Picnic Problems
Chapter 1

    The Z Gang was sitting around a very long picnic table in the park.  It was a nice day, and the group was in an unusually good mood.  On the table was enough food to end world hunger on several worlds.

    Vegita had his mouth full of delicious steak.  He was happily munching on his favorite Earth food.

“Hey guys!” little Trunks shouted, jumping up onto the table.  He couldn’t believe that he hadn’t thought up this sooner.  “Look at me, I am Kakkorratt!  ‘I am stupid and like to eat and have an evil wife.’ ”

    While most of the group wanted to strangle Trunks, Vegita’s mouth curled up.  Maybe it was because what Trunks said was funny.  Or maybe it was because the son of Vegita had finally done something for his father to be proud of.  At any rate, Vegita, with his mouth still full of steak, was overcome with laughter.  Only one problem:  his mouth was closed to keep the steak in.

    Steak exploded from the Saiya-jin’s nose.  The saliva-covered meat splattered all over Trunks.

    Goten, who had been offended by his friend’s imitation of his father, exploded with laughter.  However, his mouth was full of water, and therefore closed to keep it in.

    Water erupted from Goten’s nose like a horizontal fountain.  The water, full of all kinds of nose formations, landed on Chaozou.

“Oh god I am going to melt!” Chaozou shouted.  He started running around in circles, screaming at the top of his lungs.

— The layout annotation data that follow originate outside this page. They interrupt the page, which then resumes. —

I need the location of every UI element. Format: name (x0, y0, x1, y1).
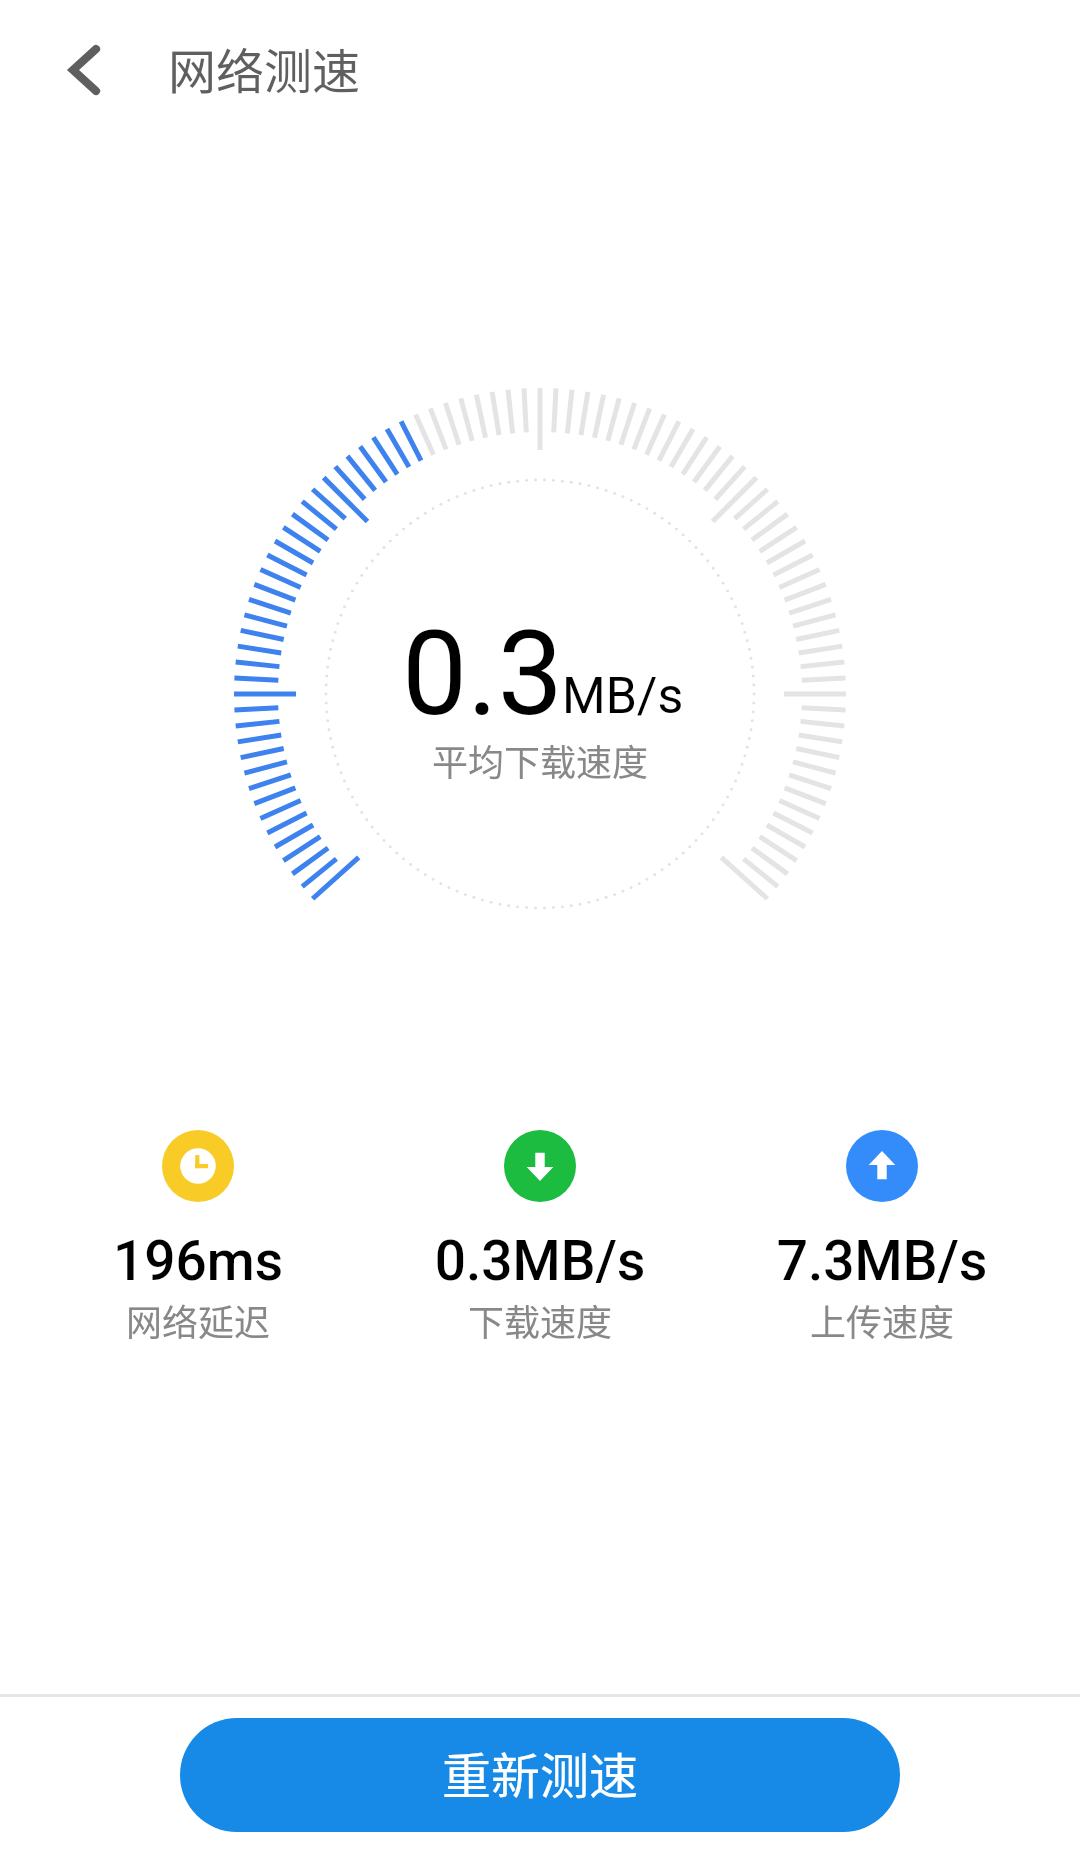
staticText: 上传速度 (742, 1294, 1022, 1346)
staticText: 7.3MB/s (742, 1229, 1022, 1293)
staticText: 196ms (58, 1229, 338, 1293)
staticText: 平均下载速度 (0, 734, 1080, 786)
staticText: 下载速度 (400, 1294, 680, 1346)
staticText: 重新测速 (442, 1737, 639, 1808)
staticText: 0.3MB/s (400, 1229, 680, 1293)
button[interactable]: Back (18, 3, 152, 137)
button[interactable]: 0.3MB/s (400, 1118, 680, 1358)
staticText: 网络延迟 (58, 1294, 338, 1346)
button[interactable]: 7.3MB/s (742, 1118, 1022, 1358)
button[interactable]: 重新测速 (180, 1718, 900, 1832)
staticText: 网络测速 (168, 33, 361, 103)
staticText: MB/s (562, 667, 684, 726)
button[interactable]: 196ms (58, 1118, 338, 1358)
staticText: 0.3 (402, 606, 563, 742)
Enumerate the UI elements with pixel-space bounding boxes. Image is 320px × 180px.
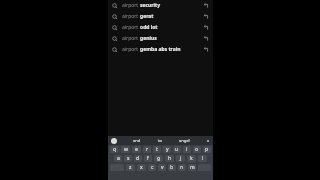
staticText: d xyxy=(136,155,140,162)
other: Insert xyxy=(203,25,209,31)
staticText: a xyxy=(117,155,120,162)
button[interactable]: airport xyxy=(108,44,213,55)
button[interactable]: m xyxy=(188,164,196,171)
staticText: z xyxy=(129,164,132,171)
staticText: t xyxy=(156,146,158,153)
staticText: s xyxy=(127,155,130,162)
button[interactable]: o xyxy=(193,146,201,153)
staticText: and xyxy=(133,138,141,143)
staticText: c xyxy=(151,164,154,171)
staticText: r xyxy=(146,146,149,153)
staticText: u xyxy=(175,146,179,153)
button[interactable]: d xyxy=(134,155,142,162)
button[interactable]: n xyxy=(178,164,186,171)
button[interactable]: w xyxy=(121,146,130,153)
button[interactable]: airport xyxy=(108,0,213,11)
button[interactable]: e xyxy=(132,146,141,153)
button[interactable]: l xyxy=(198,155,207,162)
staticText: w xyxy=(124,146,128,153)
button[interactable]: f xyxy=(144,155,152,162)
button[interactable]: p xyxy=(203,146,211,153)
staticText: b xyxy=(170,164,174,171)
other: Insert xyxy=(203,36,209,42)
staticText: n xyxy=(180,164,184,171)
staticText: q xyxy=(113,146,117,153)
button[interactable]: c xyxy=(148,164,156,171)
staticText: gerat xyxy=(140,13,154,20)
button[interactable]: j xyxy=(176,155,185,162)
button[interactable]: airport xyxy=(108,33,213,44)
button[interactable]: x xyxy=(137,164,146,171)
staticText: p xyxy=(205,146,209,153)
staticText: e xyxy=(135,146,138,153)
other: Insert xyxy=(203,14,209,20)
staticText: v xyxy=(161,164,164,171)
staticText: y xyxy=(166,146,169,153)
staticText: to xyxy=(158,138,162,143)
button[interactable]: u xyxy=(173,146,181,153)
staticText: airport xyxy=(122,35,140,42)
button[interactable]: b xyxy=(168,164,176,171)
staticText: security xyxy=(140,2,161,9)
staticText: airport xyxy=(122,24,140,31)
staticText: g xyxy=(157,155,161,162)
staticText: genius xyxy=(140,35,157,42)
staticText: l xyxy=(202,155,204,162)
button[interactable]: t xyxy=(153,146,161,153)
button[interactable]: z xyxy=(126,164,135,171)
staticText: j xyxy=(180,155,182,162)
button[interactable]: s xyxy=(124,155,132,162)
button[interactable]: r xyxy=(143,146,151,153)
staticText: v xyxy=(207,138,210,143)
button[interactable]: airport xyxy=(108,22,213,33)
staticText: x xyxy=(140,164,143,171)
staticText: f xyxy=(147,155,149,162)
other: Insert xyxy=(203,3,209,9)
staticText: airport xyxy=(122,2,140,9)
button[interactable]: y xyxy=(163,146,171,153)
button[interactable]: a xyxy=(114,155,122,162)
button[interactable]: i xyxy=(183,146,191,153)
other: Voice xyxy=(111,138,117,144)
staticText: odd lot xyxy=(140,24,158,31)
button[interactable]: v xyxy=(158,164,166,171)
button[interactable]: q xyxy=(110,146,119,153)
staticText: airport xyxy=(122,13,140,20)
staticText: airport xyxy=(122,46,140,53)
staticText: angel xyxy=(179,138,190,143)
staticText: h xyxy=(168,155,172,162)
staticText: gemba abs train xyxy=(140,46,181,53)
staticText: i xyxy=(186,146,188,153)
other: Insert xyxy=(203,47,209,53)
button[interactable]: airport xyxy=(108,11,213,22)
staticText: m xyxy=(190,164,195,171)
staticText: o xyxy=(195,146,199,153)
button[interactable]: h xyxy=(165,155,174,162)
button[interactable]: g xyxy=(154,155,163,162)
button[interactable]: k xyxy=(187,155,196,162)
staticText: k xyxy=(190,155,193,162)
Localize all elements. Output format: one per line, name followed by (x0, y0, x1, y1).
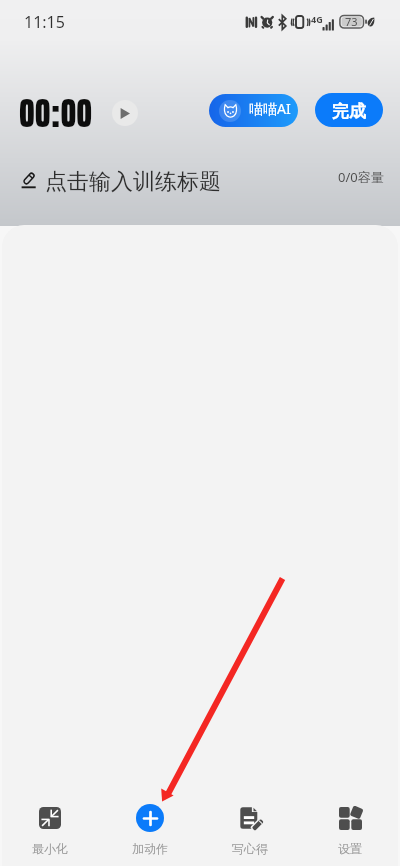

    Piccolo, usually one not to even comprehend humor, and one currently with a mouthful of bottled water, one who had the extremely bad luck to be sitting across from Chi-chi, had water shoot form his nose.  The water hit Chi-chi, washing her make-up off.

“You stinking Namek!” Chi-chi shouted.  She grabbed a cheese-grater and rolling pin and chased after a fearful Piccolo.

    By now, Yamcha had shot potatoes from his nose, Tien was trying to calm Chaozou down, Vegita had passed out from laughter, Goku had taken some food from everyone’s plate, and Trunks was regretting what he had done.

“I hate this life!” Krillin shouted.  “I have no nose, and can therefore not launch food and drinks from a nasal passage!”  He burst into tears. 

“Don’t worry honey,” Eighteen said.  She whispered in his ear.

    Krillin shoved a bunch of rice into his mouth, and then flew above the group.  He began to spin like a tornado, and then forced the grains of rice out through his ears.

    Trunks was still standing on the table.  He looked up at Krillin and covered his eyes.  He couldn’t figure out how it was coming out of his ears.

    Chi-chi was holding the cheese grater in a tight grip, and thrashing it about like mad.  Piccolo was just fast enough to avoid the flesh-ripping swings.  The chase continued right to the table.  Piccolo jumped over it, and Chi-chi followed.

    Trunks screamed.  As Chi-chi was jumping, she was still swinging the grater.  The sharp metal whizzed extremely close to Trunks’ skull.  It wasn’t close enough to damage the skin, but it was close enough to shave a vast portion of Trunks’ hair away.